Weil es außer am Sonntag um 20.15 Uhr kaum noch feste Fernsehrituale gibt, müssen die Sender Einschaltimpulse setzen. Das funktioniert unter anderem über den Titel. Wenn Sat.1 einen Film "Verdammt verliebt auf Malle" nennt, ist das ein klares Signal: Achtung, Ballermannkomödie! Die Assoziationen liegen auf der Hand: Sonne, Strand, viel nackte Haut, Sangria aus Eimern und Jürgen Drews. Allerdings könnte sich der Titel auch als klassisches Eigentor entpuppen: Der Film enthält zwar tatsächlich alle genannten Ingredienzien, und selbstredend handelt es sich auch um eine romantische Komödie, aber die zu erwartende Klamotte ist er nicht, im Gegenteil; die Geschichte schlägt sogar nachdenkliche Töne an.

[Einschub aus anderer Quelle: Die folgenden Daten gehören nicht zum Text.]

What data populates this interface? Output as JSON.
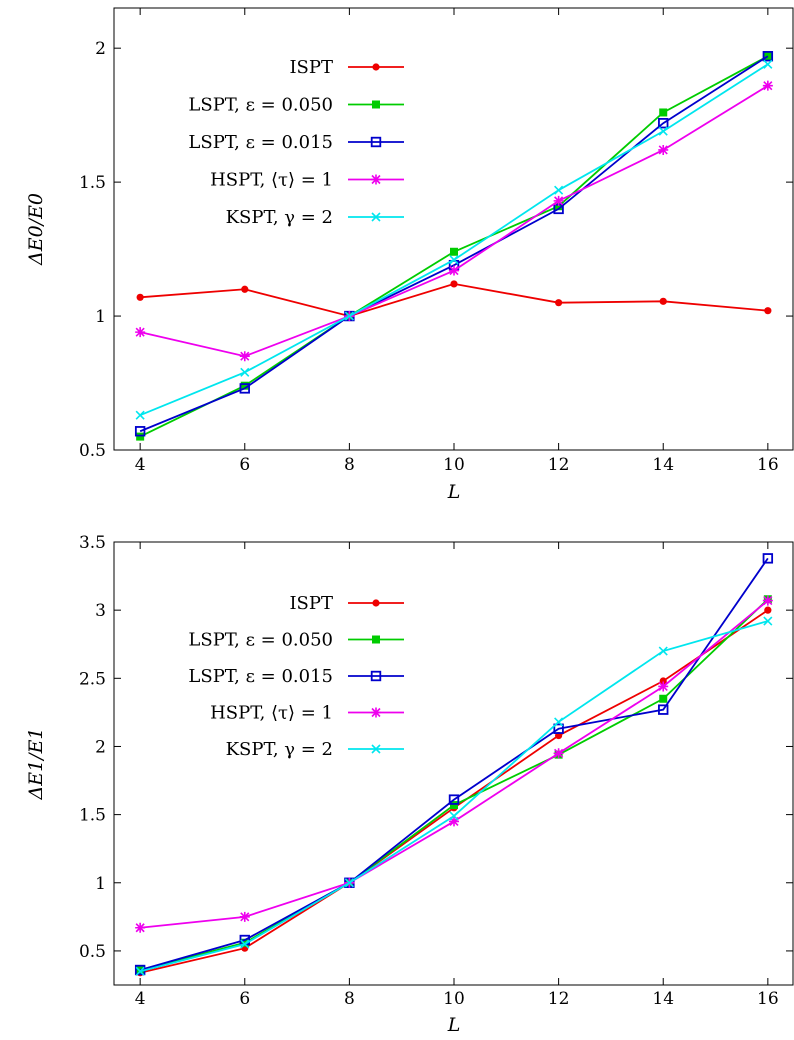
{
  "chart_data": [
    {
      "type": "line",
      "title": "",
      "xlabel": "L",
      "ylabel": "ΔE0/E0",
      "x": [
        4,
        6,
        8,
        10,
        12,
        14,
        16
      ],
      "xlim": [
        3.5,
        16.5
      ],
      "ylim": [
        0.5,
        2.15
      ],
      "xticks": [
        4,
        6,
        8,
        10,
        12,
        14,
        16
      ],
      "yticks": [
        0.5,
        1,
        1.5,
        2
      ],
      "ytick_labels": [
        "0.5",
        "1",
        "1.5",
        "2"
      ],
      "grid": false,
      "legend_position": "top-left",
      "series": [
        {
          "name": "ISPT",
          "color": "#ee0000",
          "marker": "filled-circle",
          "values": [
            1.07,
            1.1,
            1.0,
            1.12,
            1.05,
            1.055,
            1.02
          ]
        },
        {
          "name": "LSPT, ε = 0.050",
          "color": "#00cc00",
          "marker": "filled-square",
          "values": [
            0.55,
            0.74,
            1.0,
            1.24,
            1.41,
            1.76,
            1.97
          ]
        },
        {
          "name": "LSPT, ε = 0.015",
          "color": "#0000cc",
          "marker": "open-square",
          "values": [
            0.57,
            0.73,
            1.0,
            1.19,
            1.4,
            1.72,
            1.97
          ]
        },
        {
          "name": "HSPT, ⟨τ⟩ = 1",
          "color": "#ee00ee",
          "marker": "star",
          "values": [
            0.94,
            0.85,
            1.0,
            1.17,
            1.43,
            1.62,
            1.86
          ]
        },
        {
          "name": "KSPT, γ = 2",
          "color": "#00e6ee",
          "marker": "cross",
          "values": [
            0.63,
            0.79,
            1.0,
            1.21,
            1.47,
            1.69,
            1.94
          ]
        }
      ]
    },
    {
      "type": "line",
      "title": "",
      "xlabel": "L",
      "ylabel": "ΔE1/E1",
      "x": [
        4,
        6,
        8,
        10,
        12,
        14,
        16
      ],
      "xlim": [
        3.5,
        16.5
      ],
      "ylim": [
        0.25,
        3.5
      ],
      "xticks": [
        4,
        6,
        8,
        10,
        12,
        14,
        16
      ],
      "yticks": [
        0.5,
        1,
        1.5,
        2,
        2.5,
        3,
        3.5
      ],
      "ytick_labels": [
        "0.5",
        "1",
        "1.5",
        "2",
        "2.5",
        "3",
        "3.5"
      ],
      "grid": false,
      "legend_position": "top-left",
      "series": [
        {
          "name": "ISPT",
          "color": "#ee0000",
          "marker": "filled-circle",
          "values": [
            0.34,
            0.52,
            1.0,
            1.55,
            2.08,
            2.48,
            3.0
          ]
        },
        {
          "name": "LSPT, ε = 0.050",
          "color": "#00cc00",
          "marker": "filled-square",
          "values": [
            0.36,
            0.56,
            1.0,
            1.57,
            1.94,
            2.35,
            3.08
          ]
        },
        {
          "name": "LSPT, ε = 0.015",
          "color": "#0000cc",
          "marker": "open-square",
          "values": [
            0.36,
            0.58,
            1.0,
            1.61,
            2.13,
            2.27,
            3.38
          ]
        },
        {
          "name": "HSPT, ⟨τ⟩ = 1",
          "color": "#ee00ee",
          "marker": "star",
          "values": [
            0.67,
            0.75,
            1.0,
            1.45,
            1.95,
            2.44,
            3.07
          ]
        },
        {
          "name": "KSPT, γ = 2",
          "color": "#00e6ee",
          "marker": "cross",
          "values": [
            0.35,
            0.55,
            1.0,
            1.49,
            2.18,
            2.7,
            2.92
          ]
        }
      ]
    }
  ]
}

Sie beginnt in München: Die leicht verhuschte Spanischlehrerin Antonia (Valerie Niehaus) schwärmt im Unterricht von der Sehnsucht nach der grenzenlose Liebe, verschwendet sich im wahren Leben aber als Geliebte an ihren Rektor (Uwe Ochsenknecht), der keine Anstalten macht, seine Frau zu verlassen. Als sie mit ihrer Oberstufenklasse zur Abschlussfahrt nach Mallorca aufbrechen will, erfährt sie, dass der zweite Begleiter krank geworden ist. Kurzerhand übernimmt sie die Verantwortung allein, doch auf der Insel erwartet sie nächste schlechte Nachricht: Wo eigentlich ein schmuckes Hotel stehen sollte, gibt es bloß staubige Einöde. Schülerin Stella (Nicole Mercedes Müller) weiß einen Ausweg: Ihr Vater Gregor arbeitet im Mega Park; wer "Malle" sagt, meint unter anderem diese riesige Freiluftdisco. Was Stella verschweigt, weil es ihr peinlich ist: Gregor (Stephan Luca) ist Schlagersänger und ein Star auf der Insel.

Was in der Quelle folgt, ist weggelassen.